Richtig ist ebenso die Ansicht der Grünen, dass sich das nicht zum Dauerzustand entwickeln kann und vor allem nicht für eine neue, mit dem Landtagsmandat nicht vereinbare neue Lebensplanung von Boettichers gelten kann. Dann darf und – so sieht es nach der Ankündigung der Grünen auch aus – wird das Pairing für diesen Fall nicht mehr greifen. In meinen Augen ein unaufgeregtes und dabei doch konsequentes Vorgehen.
Der Artikel beklagt doch andererseits gerade „Verlogenheit, Intrigen und Machtversessenheit” der politischen Akteure. Ich finde, dass die Grünen sich mit ihrer Entscheidung hier wohltuend anders verhalten – insbesondere hinsichtlich des letzten Aspekts.
Ich denke, für vorgezogene Neuwahlen kann es nur einen Grund geben:
Die Regierung hat das Vertrauen der Mehrheit der Abgeordneten aus politischen Gründen verloren.

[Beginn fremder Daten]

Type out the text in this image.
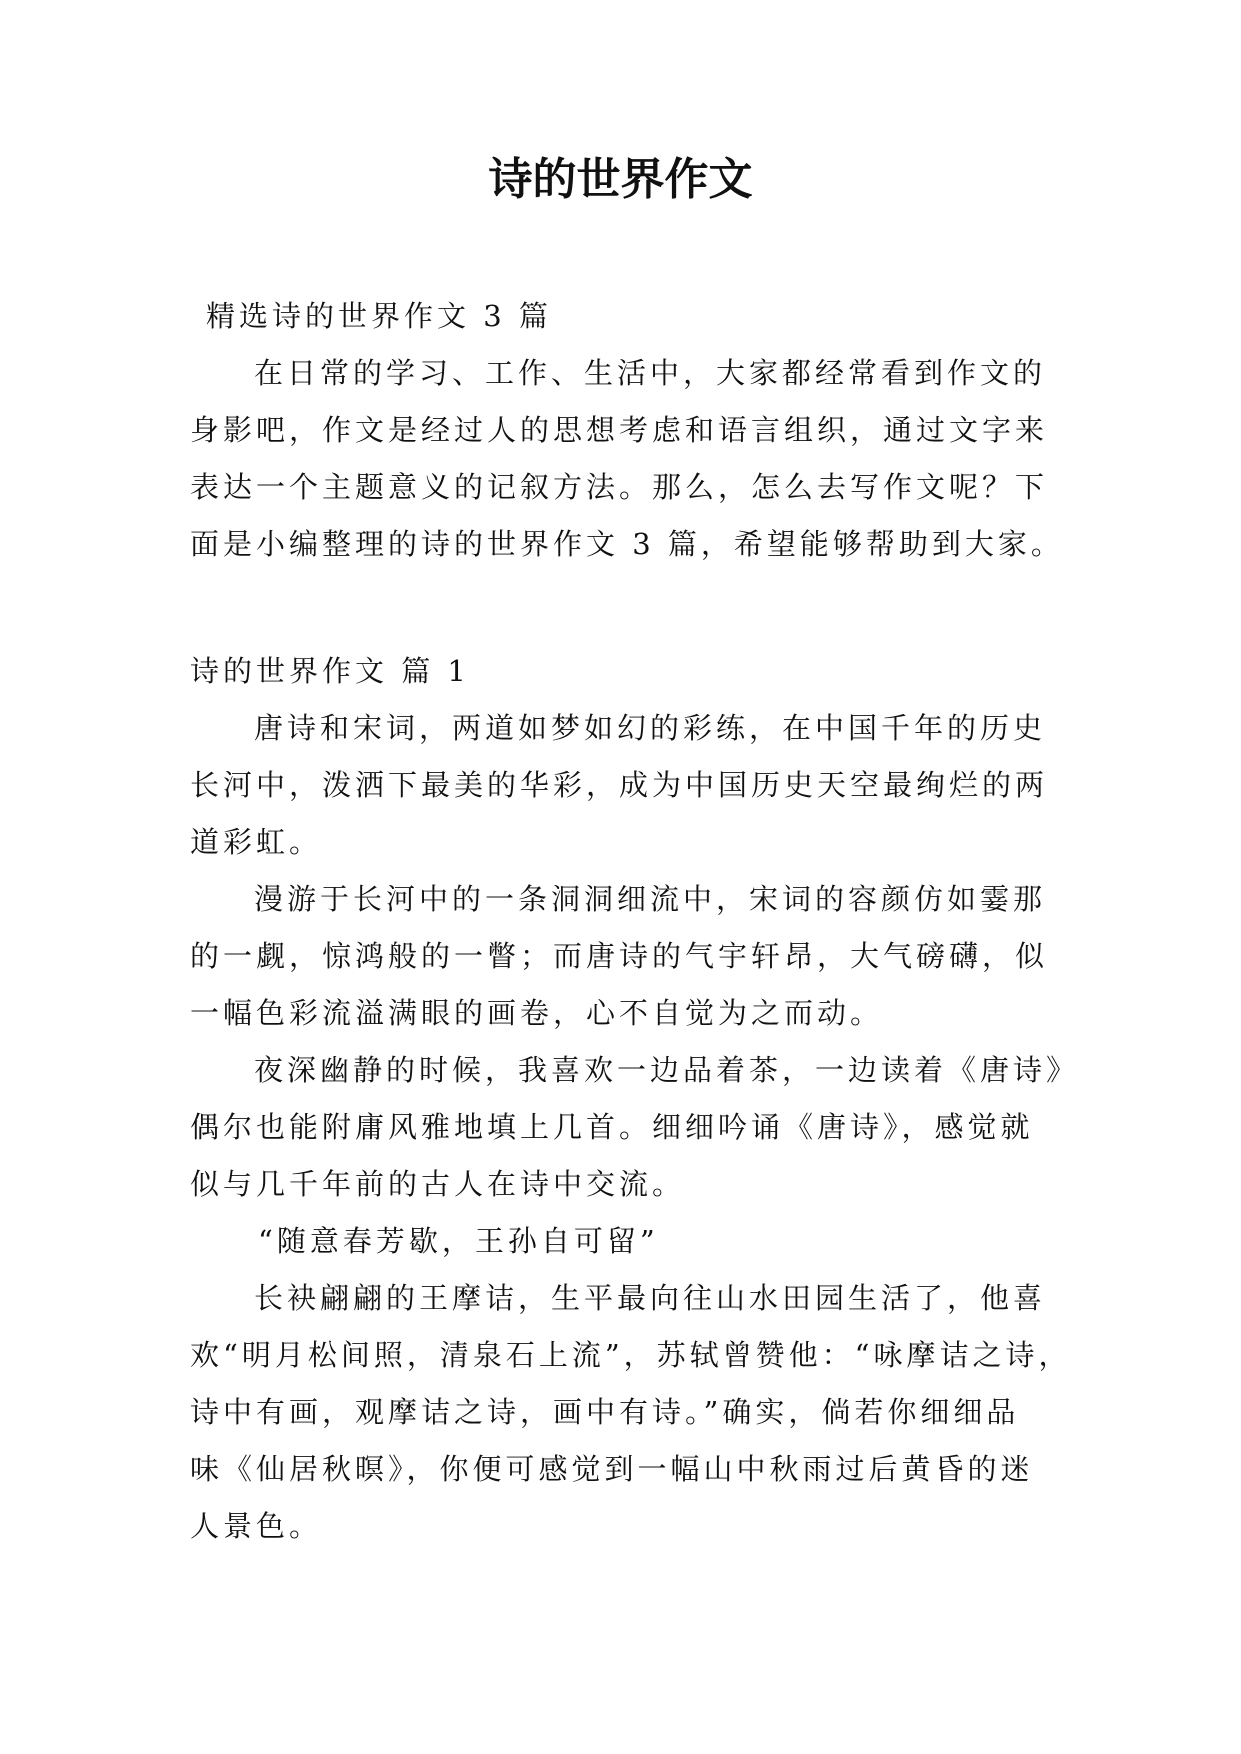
诗的世界作文

精选诗的世界作文 3 篇

在日常的学习、工作、生活中，大家都经常看到作文的

身影吧，作文是经过人的思想考虑和语言组织，通过文字来

表达一个主题意义的记叙方法。那么，怎么去写作文呢？下

面是小编整理的诗的世界作文 3 篇，希望能够帮助到大家。

诗的世界作文 篇 1

唐诗和宋词，两道如梦如幻的彩练，在中国千年的历史

长河中，泼洒下最美的华彩，成为中国历史天空最绚烂的两

道彩虹。

漫游于长河中的一条洞洞细流中，宋词的容颜仿如霎那

的一觑，惊鸿般的一瞥；而唐诗的气宇轩昂，大气磅礴，似

一幅色彩流溢满眼的画卷，心不自觉为之而动。

夜深幽静的时候，我喜欢一边品着茶，一边读着《唐诗》

偶尔也能附庸风雅地填上几首。细细吟诵《唐诗》，感觉就

似与几千年前的古人在诗中交流。

“随意春芳歇，王孙自可留”

长袂翩翩的王摩诘，生平最向往山水田园生活了，他喜

欢“明月松间照，清泉石上流”，苏轼曾赞他：“咏摩诘之诗，

诗中有画，观摩诘之诗，画中有诗。”确实，倘若你细细品

味《仙居秋暝》，你便可感觉到一幅山中秋雨过后黄昏的迷

人景色。
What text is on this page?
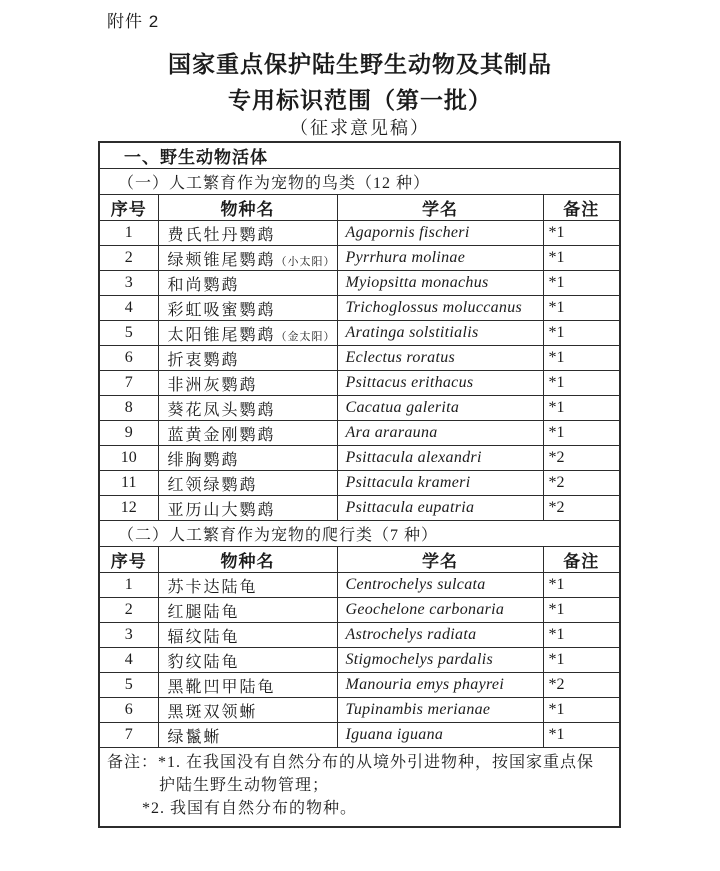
附件 2
国家重点保护陆生野生动物及其制品
专用标识范围（第一批）
（征求意见稿）
一、野生动物活体			
（一）人工繁育作为宠物的鸟类（12 种）			
序号	物种名	学名	备注
1	费氏牡丹鹦鹉	Agapornis fischeri	*1
2	绿颊锥尾鹦鹉（小太阳）	Pyrrhura molinae	*1
3	和尚鹦鹉	Myiopsitta monachus	*1
4	彩虹吸蜜鹦鹉	Trichoglossus moluccanus	*1
5	太阳锥尾鹦鹉（金太阳）	Aratinga solstitialis	*1
6	折衷鹦鹉	Eclectus roratus	*1
7	非洲灰鹦鹉	Psittacus erithacus	*1
8	葵花凤头鹦鹉	Cacatua galerita	*1
9	蓝黄金刚鹦鹉	Ara ararauna	*1
10	绯胸鹦鹉	Psittacula alexandri	*2
11	红领绿鹦鹉	Psittacula krameri	*2
12	亚历山大鹦鹉	Psittacula eupatria	*2
（二）人工繁育作为宠物的爬行类（7 种）			
序号	物种名	学名	备注
1	苏卡达陆龟	Centrochelys sulcata	*1
2	红腿陆龟	Geochelone carbonaria	*1
3	辐纹陆龟	Astrochelys radiata	*1
4	豹纹陆龟	Stigmochelys pardalis	*1
5	黑靴凹甲陆龟	Manouria emys phayrei	*2
6	黑斑双领蜥	Tupinambis merianae	*1
7	绿鬣蜥	Iguana iguana	*1

备注：*1. 在我国没有自然分布的从境外引进物种，按国家重点保
护陆生野生动物管理；
*2. 我国有自然分布的物种。			
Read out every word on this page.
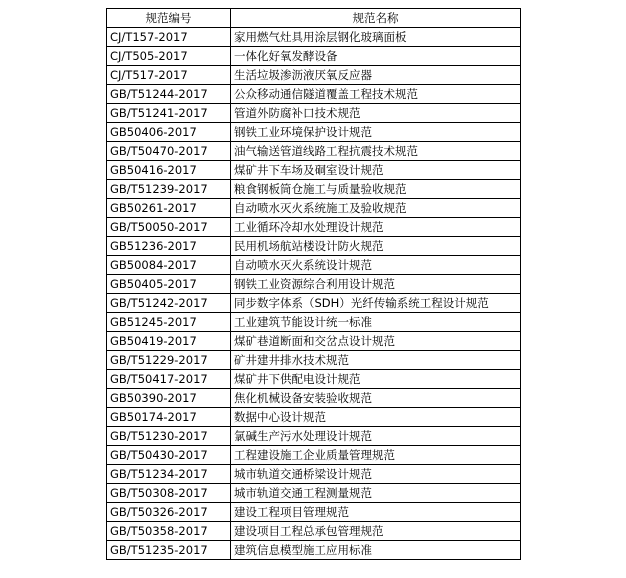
规范编号	规范名称
CJ/T157-2017	家用燃气灶具用涂层钢化玻璃面板
CJ/T505-2017	一体化好氧发酵设备
CJ/T517-2017	生活垃圾渗沥液厌氧反应器
GB/T51244-2017	公众移动通信隧道覆盖工程技术规范
GB/T51241-2017	管道外防腐补口技术规范
GB50406-2017	钢铁工业环境保护设计规范
GB/T50470-2017	油气输送管道线路工程抗震技术规范
GB50416-2017	煤矿井下车场及硐室设计规范
GB/T51239-2017	粮食钢板筒仓施工与质量验收规范
GB50261-2017	自动喷水灭火系统施工及验收规范
GB/T50050-2017	工业循环冷却水处理设计规范
GB51236-2017	民用机场航站楼设计防火规范
GB50084-2017	自动喷水灭火系统设计规范
GB50405-2017	钢铁工业资源综合利用设计规范
GB/T51242-2017	同步数字体系（SDH）光纤传输系统工程设计规范
GB51245-2017	工业建筑节能设计统一标准
GB50419-2017	煤矿巷道断面和交岔点设计规范
GB/T51229-2017	矿井建井排水技术规范
GB/T50417-2017	煤矿井下供配电设计规范
GB50390-2017	焦化机械设备安装验收规范
GB50174-2017	数据中心设计规范
GB/T51230-2017	氯碱生产污水处理设计规范
GB/T50430-2017	工程建设施工企业质量管理规范
GB/T51234-2017	城市轨道交通桥梁设计规范
GB/T50308-2017	城市轨道交通工程测量规范
GB/T50326-2017	建设工程项目管理规范
GB/T50358-2017	建设项目工程总承包管理规范
GB/T51235-2017	建筑信息模型施工应用标准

Und nicht: Weil ein Abgeordneter gestorben ist, krank oder aus anderen einschneidenden Ereignissen persönlicher Art nicht an Landtagssitzungen teilnehmen kann oder mag.
Das Wahlgesetz sollte dies bei Nachrückregeln berücksichtigen.
Die Fraktionen sollten dies dort, wo das Wahlgesetz nicht greift, durch Pairing-Regeln berücksichtigen.
Wenn die Regierung etwa durch Abspaltung der WASG von der SPD ihre Mehrheit verliert, sind dies politische Gründe. Die Abgeordneten handeln als Vertreter des gesamten Volkes nur ihrem Gewissen verpflichtet und vermuten vielleicht sogar, dass größere Teile der Wählerschaft ähnliche Meinungsumschwünge vollziehen.
Wenn hingegen der Abgeordnete Potzahr krank oder der Abgeordnete von Boetticher vielleicht persönlich tief verletzt nicht im Landtag erscheint, hat das keine hinreichenden politischen Gründe. Dann ist Pairing anständig. Nicht Neuwahlen.